About

 
 

Project Description

My DPhil topic (supervised by Professor Ine Jacobs) focuses on the lived experience of Roman elites in Late Antiquity. My first case study is the residential complex under the Basilica San Giovanni e Paolo (the so-called Case Romane del Celio) in Rome.

Through the lens of the palimpsest (vis-à-vis George Bailey), I am diachronically modelling both the architecture and the finds in the space using a computational, 3D approach. This will, in turn, allow for a detailed examination of how various spatial interactions and room functions were changing over time. This same methodology will then be applied to a few case studies focusing on sites in Asia Minor and North Africa. I will complete the fieldwork for the first case study in March and finish the 2nd and 3rd case studies by the end of next year.

This past year has been productive for my DPhil project.
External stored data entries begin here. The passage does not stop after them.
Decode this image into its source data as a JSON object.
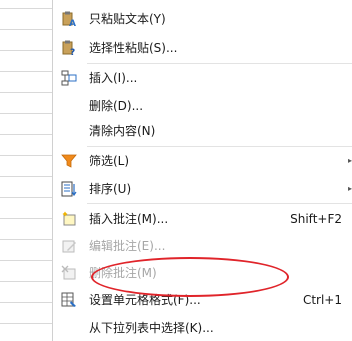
{
  "menu": {
    "items": [
      {
        "label": "只粘贴文本(Y)",
        "icon": "paste-text-icon",
        "shortcut": "",
        "disabled": false
      },
      {
        "label": "选择性粘贴(S)...",
        "icon": "paste-special-icon",
        "shortcut": "",
        "disabled": false
      },
      {
        "label": "插入(I)...",
        "icon": "insert-cells-icon",
        "shortcut": "",
        "disabled": false
      },
      {
        "label": "删除(D)...",
        "icon": "",
        "shortcut": "",
        "disabled": false
      },
      {
        "label": "清除内容(N)",
        "icon": "",
        "shortcut": "",
        "disabled": false
      },
      {
        "label": "筛选(L)",
        "icon": "filter-icon",
        "shortcut": "",
        "disabled": false,
        "submenu": true
      },
      {
        "label": "排序(U)",
        "icon": "sort-icon",
        "shortcut": "",
        "disabled": false,
        "submenu": true
      },
      {
        "label": "插入批注(M)...",
        "icon": "insert-comment-icon",
        "shortcut": "Shift+F2",
        "disabled": false
      },
      {
        "label": "编辑批注(E)...",
        "icon": "edit-comment-icon",
        "shortcut": "",
        "disabled": true
      },
      {
        "label": "删除批注(M)",
        "icon": "delete-comment-icon",
        "shortcut": "",
        "disabled": true
      },
      {
        "label": "设置单元格格式(F)...",
        "icon": "format-cells-icon",
        "shortcut": "Ctrl+1",
        "disabled": false,
        "highlighted": true
      },
      {
        "label": "从下拉列表中选择(K)...",
        "icon": "",
        "shortcut": "",
        "disabled": false
      }
    ],
    "arrow_glyph": "▸"
  },
  "colors": {
    "highlight_ellipse": "#e0242a",
    "filter_icon": "#f08a1c",
    "sort_icon": "#2b6fc4",
    "disabled_text": "#a6a6a6"
  }
}
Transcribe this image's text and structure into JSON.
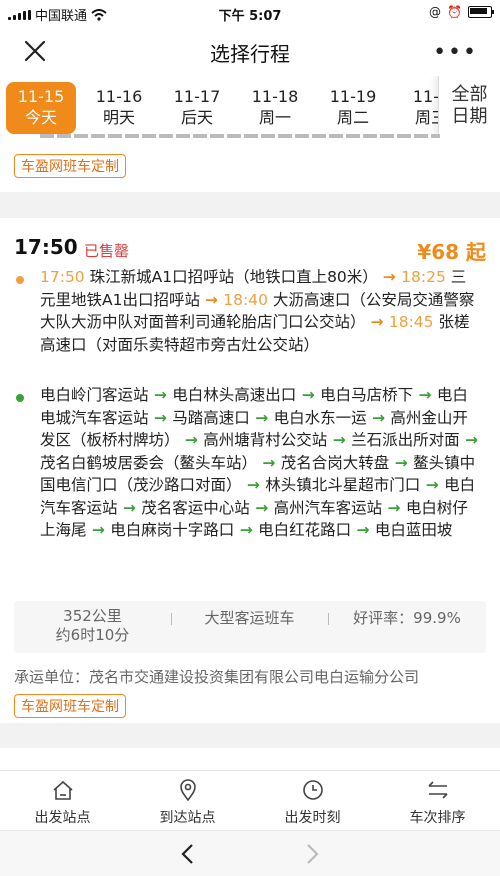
{
  "status": {
    "carrier": "中国联通",
    "time": "下午 5:07",
    "battery_icon": "battery-icon"
  },
  "nav": {
    "title": "选择行程"
  },
  "dates": [
    {
      "date": "11-15",
      "day": "今天"
    },
    {
      "date": "11-16",
      "day": "明天"
    },
    {
      "date": "11-17",
      "day": "后天"
    },
    {
      "date": "11-18",
      "day": "周一"
    },
    {
      "date": "11-19",
      "day": "周二"
    },
    {
      "date": "11-2",
      "day": "周三"
    }
  ],
  "all_dates": {
    "line1": "全部",
    "line2": "日期"
  },
  "card1": {
    "tag": "车盈网班车定制"
  },
  "card2": {
    "time": "17:50",
    "status": "已售罄",
    "price": "¥68 起",
    "boarding": {
      "s1_time": "17:50",
      "s1": "珠江新城A1口招呼站（地铁口直上80米）",
      "s2_time": "18:25",
      "s2": "三元里地铁A1出口招呼站",
      "s3_time": "18:40",
      "s3": "大沥高速口（公安局交通警察大队大沥中队对面普利司通轮胎店门口公交站）",
      "s4_time": "18:45",
      "s4": "张槎高速口（对面乐卖特超市旁古灶公交站）"
    },
    "alighting": [
      "电白岭门客运站",
      "电白林头高速出口",
      "电白马店桥下",
      "电白电城汽车客运站",
      "马踏高速口",
      "电白水东一运",
      "高州金山开发区（板桥村牌坊）",
      "高州塘背村公交站",
      "兰石派出所对面",
      "茂名白鹤坡居委会（鳌头车站）",
      "茂名合岗大转盘",
      "鳌头镇中国电信门口（茂沙路口对面）",
      "林头镇北斗星超市门口",
      "电白汽车客运站",
      "茂名客运中心站",
      "高州汽车客运站",
      "电白树仔上海尾",
      "电白麻岗十字路口",
      "电白红花路口",
      "电白蓝田坡"
    ],
    "distance": "352公里",
    "duration": "约6时10分",
    "bus_type": "大型客运班车",
    "rating": "好评率：99.9%",
    "carrier": "承运单位：茂名市交通建设投资集团有限公司电白运输分公司",
    "tag": "车盈网班车定制"
  },
  "tabs": [
    {
      "label": "出发站点",
      "icon": "home-icon"
    },
    {
      "label": "到达站点",
      "icon": "location-pin-icon"
    },
    {
      "label": "出发时刻",
      "icon": "clock-icon"
    },
    {
      "label": "车次排序",
      "icon": "swap-icon"
    }
  ],
  "colors": {
    "accent": "#f08a1a",
    "sold_out": "#e03b3b",
    "arrow_green": "#3aa03a"
  }
}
I have just completed a draft of my first chapter, and have a clear idea of my methodological framework, as well as how to asses future case studies. 

A crucial component of my DPhil project, entitled "Elite Identity in Domestic Space: Architectural Change and Redecoration in Late Antique Houses" is the notion of the "palimpsest," or how different phases of maintenance and function in Roman domestic spaces changed over time. This methodology involves recording each find and architectural change individually in the three central case studies for the DPhil project. 

The first case study in the project focused on a site in Rome: the so-called "Case Romane del Celio" or "Roman Houses on the Celio," located under the Basilica Santi Giovanni e Paolo. I am applying for this supplemental grant to 1) check observations made based on the archival research conduction to date; 2) photograph the finds on display in the site antiquarium and in storage; 3) scan a few of the small finds using the “photogrammetry smartphone protocol” developed by Professor Jacobs through the TORCH KE Fellowship.

In short, I will produce a diachronic, digital model of the architecture and finds for the site. The georeferenced, scaled 3D model will simply be a tool to visually record, analyse, and study how the building and its finds and interior decor changed over time.

During the Christmas vacation, I had planned to complete the preliminary stages of this work (which is crucial to the larger methodology proposed for my DPhil). I postponed this fieldwork, however, due to travel delays relating to the omicron variant of COVID-19. Despite these difficulties, I was thankfully still able to complete the 3D scan, with the aid of a remote team from the Politecnico di Milano. In the second half of Hilary Term of 2022, I propose to travel to Rome and complete the second half of the scanning and documentation work. The permit for this stage of the research is already in place.

The photographs and 3D scans of the finds collected from this trip will form an open-access “digital catalogue” which will be especially important for the unpublished material on-site. Each catalogue entry will contain a “georeferenced URL” into a 3D model of the Case Romane (the first stage of this model, the initial scan, is already complete). Similar to work that has already been undertaken by scholars working in Pompeii (see Dell'Unto 2016), this combined work of the 3D model of the site and the 3D models of the finds will form the base layer in a forthcoming, annotated, reconstruction of four major phases in the Case Romane del Celio.